Governance Assessment
- Strengths
- Independent director; Audit Committee Chair; designated financial expert—clear financial oversight credentials.
- Solid engagement: Board (7), Audit (4), Compensation (6), Nominating (2) meetings in 2024; each incumbent director attended ≥75% of aggregate board/committee meetings.
- Related-party safeguards: Audit Committee reviews/approves related-person transactions; proxy reports no related-person transactions since 1/1/2023 beyond disclosed stockholder agreements (e.g., Baker Bros registration rights) and a separate advisory agreement with director Peter S. Kim.

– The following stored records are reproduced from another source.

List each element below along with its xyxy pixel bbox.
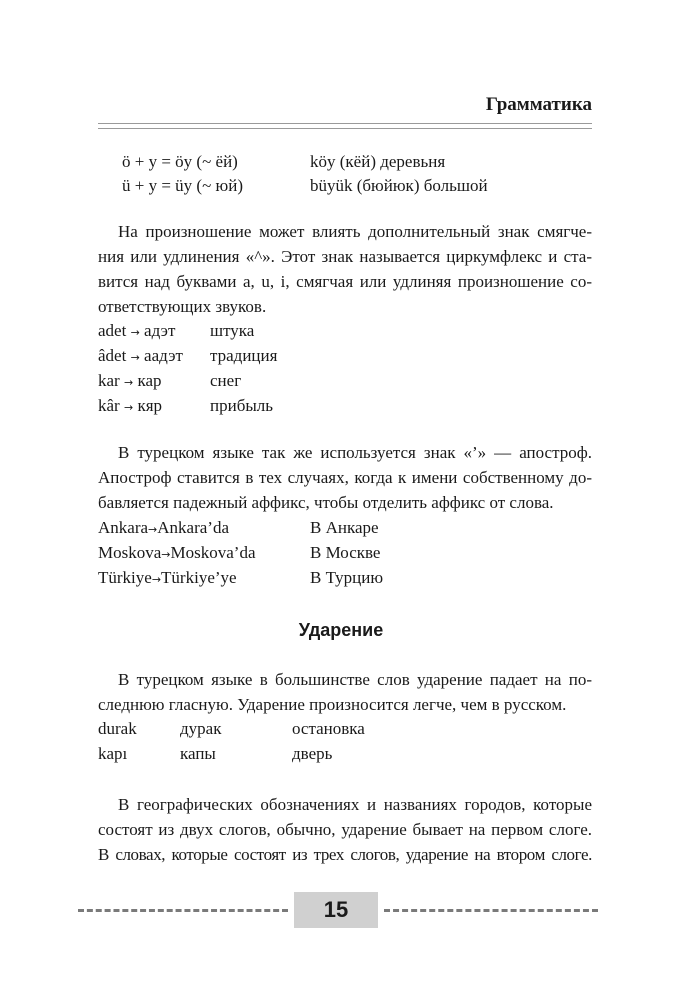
arrow-icon: → <box>130 326 140 339</box>
stress-example-reading-2: капы <box>180 744 216 763</box>
footer-dashes-left <box>78 909 288 912</box>
apostrophe-translation-3: В Турцию <box>310 568 384 587</box>
stress-example-translation-1: остановка <box>292 719 365 738</box>
stress-example-translation-2: дверь <box>292 744 333 763</box>
word: Türkiye <box>98 568 152 587</box>
paragraph-line: бавляется падежный аффикс, чтобы отделить аффикс от слова. <box>98 493 554 512</box>
circumflex-example-3 <box>98 369 162 395</box>
stress-example-word-2: kapı <box>98 744 128 763</box>
circumflex-translation-4: прибыль <box>210 396 274 415</box>
stress-paragraph <box>98 667 592 717</box>
circumflex-translation-1: штука <box>210 321 255 340</box>
circumflex-example-4 <box>98 394 162 420</box>
word: âdet <box>98 346 127 365</box>
case-form: Moskova’da <box>170 543 256 562</box>
paragraph-line: вится над буквами a, u, i, смягчая или удлиняя произношение со- <box>98 272 592 291</box>
apostrophe-translation-1: В Анкаре <box>310 518 379 537</box>
apostrophe-example-1 <box>98 516 229 542</box>
running-header <box>98 92 592 122</box>
page-number: 15 <box>323 897 349 922</box>
circumflex-translation-2: традиция <box>210 346 278 365</box>
reading: адэт <box>144 321 176 340</box>
case-form: Türkiye’ye <box>161 568 237 587</box>
word: Ankara <box>98 518 149 537</box>
geo-paragraph <box>98 792 592 867</box>
reading: аадэт <box>144 346 183 365</box>
word: Moskova <box>98 543 162 562</box>
reading: кар <box>137 371 162 390</box>
paragraph-line: состоят из двух слогов, обычно, ударение бывает на первом слоге. <box>98 820 592 839</box>
arrow-icon: → <box>130 351 140 364</box>
arrow-icon: → <box>123 376 134 389</box>
apostrophe-paragraph <box>98 440 592 515</box>
footer-dashes-right <box>384 909 598 912</box>
apostrophe-example-3 <box>98 566 237 592</box>
page-number-box <box>294 892 378 928</box>
header-rule-top <box>98 123 592 124</box>
paragraph-line: В турецком языке в большинстве слов ударение падает на по- <box>118 670 592 689</box>
word: kar <box>98 371 120 390</box>
vowel-example-1: köy (кёй) деревьня <box>310 152 446 171</box>
circumflex-example-1 <box>98 319 175 345</box>
case-form: Ankara’da <box>157 518 229 537</box>
vowel-rule-1: ö + y = öy (~ ёй) <box>122 152 238 171</box>
apostrophe-example-2 <box>98 541 255 567</box>
vowel-example-2: büyük (бюйюк) большой <box>310 176 488 195</box>
circumflex-example-2 <box>98 344 183 370</box>
word: kâr <box>98 396 120 415</box>
word: adet <box>98 321 127 340</box>
arrow-icon: → <box>151 573 162 586</box>
paragraph-line: В турецком языке так же используется знак «’» — апостроф. <box>118 443 592 462</box>
paragraph-line: В географических обозначениях и названиях городов, которые <box>118 795 592 814</box>
arrow-icon: → <box>123 401 134 414</box>
page-footer <box>78 892 598 928</box>
paragraph-line: В словах, которые состоят из трех слогов, ударение на втором слоге. <box>98 845 592 864</box>
section-title-stress: Ударение <box>298 620 384 640</box>
vowel-rule-2: ü + y = üy (~ юй) <box>122 176 243 195</box>
arrow-icon: → <box>161 548 171 561</box>
header-title: Грамматика <box>485 94 592 115</box>
paragraph-line: Апостроф ставится в тех случаях, когда к имени собственному до- <box>98 468 592 487</box>
arrow-icon: → <box>148 523 158 536</box>
stress-example-word-1: durak <box>98 719 137 738</box>
reading: кяр <box>137 396 163 415</box>
paragraph-line: На произношение может влиять дополнительный знак смягче- <box>118 222 592 241</box>
stress-example-reading-1: дурак <box>180 719 222 738</box>
paragraph-line: ния или удлинения «^». Этот знак называется циркумфлекс и ста- <box>98 247 592 266</box>
paragraph-line: следнюю гласную. Ударение произносится легче, чем в русском. <box>98 695 567 714</box>
circumflex-paragraph <box>98 219 592 319</box>
header-rule-bottom <box>98 128 592 129</box>
apostrophe-translation-2: В Москве <box>310 543 381 562</box>
paragraph-line: ответствующих звуков. <box>98 297 267 316</box>
circumflex-translation-3: снег <box>210 371 242 390</box>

- Compensation market standards: Transparent director cash retainers and equity grant framework.
- Risks and red flags
- Single-trigger equity acceleration: Director options fully accelerate upon sale of the company—potential misalignment with long-term shareholder interests versus double-trigger standards.
- Multi-board commitments: Concurrent service on multiple public boards may pose time-commitment risk, though attendance thresholds were met in 2024.
- Ownership alignment: Beneficial ownership <1%; alignment primarily via options—monitor future equity accumulation.
Overall, Thistle’s audit leadership and independence support investor confidence; the single-trigger acceleration provision is the primary governance concern to monitor alongside external board commitments.